When Ezekiel spoke of wheels within wheels, he might have had a vision of Illinois state politics in 2008. The legislature returns to Springfield today to sort out the mess created by Governor Rod Blagojevich and his pay-for-play attempts to sell Barack Obama’s open Senate seat. While the legislature debates impeachment and special elections, the Chicago Tribune points out the underlying political game between Pat Quinn and Lisa Madigan that may be driving their public positions on the scandal:
Illinois lawmakers return to the Capitol on Monday with plans to disarm and dislodge Democratic Gov. Rod Blagojevich, whose arrest in an alleged attempt to sell President-elect Barack Obama’s U.S. Senate seat has thrown state government up for grabs.
But with Republicans looking to turn the tables on Democrats who control the Statehouse, and disagreement among leaders over whether to proceed with impeachment and how to handle the Senate dilemma, the only certainty on the agenda is chaos.
While that drama plays out, the Lieutenant Governor and the Attorney General have started their own pas de deux. Lt. Governor Quinn staked out his third position in the last week on the solution to the crisis yesterday. After first backing a special election and then deciding that he wanted to make the appointment himself, Quinn decided to have it both ways:
Quinn said he is considering legislation that would allow for a temporary appointment to the Senate to fill the Obama vacancy until a special election could be held. That’s somewhere between his first position in support of a special election and his second position that he should make the appointment if Blagojevich resigns or is tossed out through impeachment proceedings in the legislature.
Why make a temporary appointment at all, then? The entire process could piggyback on municipal elections and finish by April. The seat could remain vacant that long — hell, it remained all but vacant for the previous two years while Obama ran for President — and that would avoid any hint of back-room deals of the kind favored by Blagojevich for this “f*****g valuable thing”.
It turns out Quinn has someone in mind for the spot — and it’s none other than the AG who wants Blagojevich declared politically incompetent by the state Supreme Court. Quinn wants Blagojevich’s job for a much longer time than as a succession after impeachment, and Madigan might be his toughest opponent in the primaries:
Appointing Madigan to the Senate could give Quinn a clearer shot in the 2010 race for governor, in which she is expected to be a strong candidate with the backing of her father.

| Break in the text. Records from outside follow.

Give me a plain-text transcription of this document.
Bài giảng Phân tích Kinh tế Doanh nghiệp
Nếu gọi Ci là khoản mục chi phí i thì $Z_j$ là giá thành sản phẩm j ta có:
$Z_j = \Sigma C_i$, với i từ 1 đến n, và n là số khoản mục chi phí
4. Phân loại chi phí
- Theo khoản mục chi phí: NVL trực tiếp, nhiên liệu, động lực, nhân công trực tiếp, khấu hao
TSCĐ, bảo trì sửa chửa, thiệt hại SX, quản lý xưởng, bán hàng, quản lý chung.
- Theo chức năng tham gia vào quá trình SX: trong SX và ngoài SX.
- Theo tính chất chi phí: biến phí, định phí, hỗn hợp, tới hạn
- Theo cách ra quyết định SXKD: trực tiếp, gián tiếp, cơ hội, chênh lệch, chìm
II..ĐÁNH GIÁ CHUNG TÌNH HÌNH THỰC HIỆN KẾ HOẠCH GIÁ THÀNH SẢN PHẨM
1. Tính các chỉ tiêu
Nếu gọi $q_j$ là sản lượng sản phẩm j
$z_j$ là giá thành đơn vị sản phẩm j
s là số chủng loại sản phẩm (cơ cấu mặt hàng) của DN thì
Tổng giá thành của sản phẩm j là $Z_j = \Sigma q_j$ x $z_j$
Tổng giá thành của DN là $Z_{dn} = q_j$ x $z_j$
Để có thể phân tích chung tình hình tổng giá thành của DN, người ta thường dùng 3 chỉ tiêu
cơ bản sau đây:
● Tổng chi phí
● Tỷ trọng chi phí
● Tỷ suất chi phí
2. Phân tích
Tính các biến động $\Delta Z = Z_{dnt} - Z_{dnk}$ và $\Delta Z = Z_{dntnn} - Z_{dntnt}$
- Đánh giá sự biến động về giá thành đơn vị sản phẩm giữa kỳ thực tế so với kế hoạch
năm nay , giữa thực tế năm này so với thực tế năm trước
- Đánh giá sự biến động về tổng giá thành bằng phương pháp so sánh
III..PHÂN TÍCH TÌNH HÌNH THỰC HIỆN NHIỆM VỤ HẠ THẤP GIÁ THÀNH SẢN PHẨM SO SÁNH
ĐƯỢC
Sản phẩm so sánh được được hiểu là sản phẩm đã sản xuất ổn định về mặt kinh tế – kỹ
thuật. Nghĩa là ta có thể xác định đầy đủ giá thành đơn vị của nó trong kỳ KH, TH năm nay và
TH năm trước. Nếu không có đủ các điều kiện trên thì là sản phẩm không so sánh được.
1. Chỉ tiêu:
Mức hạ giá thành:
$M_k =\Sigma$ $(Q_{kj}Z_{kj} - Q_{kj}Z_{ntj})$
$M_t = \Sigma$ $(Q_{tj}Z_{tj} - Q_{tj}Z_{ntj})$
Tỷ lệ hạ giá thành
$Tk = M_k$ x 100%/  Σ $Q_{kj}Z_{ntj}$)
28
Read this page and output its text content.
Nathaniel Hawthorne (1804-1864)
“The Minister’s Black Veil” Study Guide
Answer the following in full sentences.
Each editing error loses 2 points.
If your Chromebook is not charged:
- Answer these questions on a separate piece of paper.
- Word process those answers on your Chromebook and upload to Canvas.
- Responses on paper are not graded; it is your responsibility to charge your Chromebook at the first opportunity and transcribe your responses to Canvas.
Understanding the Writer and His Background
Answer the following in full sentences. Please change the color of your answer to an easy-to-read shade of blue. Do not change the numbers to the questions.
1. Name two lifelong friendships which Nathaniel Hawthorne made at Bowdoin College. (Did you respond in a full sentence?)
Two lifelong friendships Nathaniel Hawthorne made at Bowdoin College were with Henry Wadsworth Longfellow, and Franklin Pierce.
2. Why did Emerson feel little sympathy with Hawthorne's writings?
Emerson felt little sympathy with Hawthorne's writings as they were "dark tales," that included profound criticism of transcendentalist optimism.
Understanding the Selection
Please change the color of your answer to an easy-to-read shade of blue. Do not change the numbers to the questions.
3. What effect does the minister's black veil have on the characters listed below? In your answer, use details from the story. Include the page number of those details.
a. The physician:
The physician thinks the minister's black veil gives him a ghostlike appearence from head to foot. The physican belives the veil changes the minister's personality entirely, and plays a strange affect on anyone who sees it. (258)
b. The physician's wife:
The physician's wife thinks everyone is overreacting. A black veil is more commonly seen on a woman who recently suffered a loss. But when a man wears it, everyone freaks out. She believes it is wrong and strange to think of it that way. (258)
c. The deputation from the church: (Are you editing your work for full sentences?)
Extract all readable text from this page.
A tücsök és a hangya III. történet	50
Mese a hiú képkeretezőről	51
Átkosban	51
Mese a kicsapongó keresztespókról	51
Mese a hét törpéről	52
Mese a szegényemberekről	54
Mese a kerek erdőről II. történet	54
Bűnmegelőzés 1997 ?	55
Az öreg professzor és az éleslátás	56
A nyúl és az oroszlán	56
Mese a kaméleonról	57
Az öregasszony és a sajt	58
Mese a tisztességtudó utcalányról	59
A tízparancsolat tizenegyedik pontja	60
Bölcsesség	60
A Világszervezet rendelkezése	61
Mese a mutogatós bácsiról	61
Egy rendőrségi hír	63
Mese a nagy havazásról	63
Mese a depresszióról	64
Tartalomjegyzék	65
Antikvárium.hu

As long as he has the interests of Illinois voters in mind, eh? Illinois needs a special election for the Senate seat just to get the fingers of Machine politics off of it. Afterwards, Illinois needs to clean house entirely, getting rid of their entrenched political interests and starting over. Calling this sewer “The Land of Lincoln” is a bad joke. If Illinois voters aren’t inclined to make the kind of necessary changes, can they change the license plates to read, “The Land of Capone”? It’s certainly a more accurate description.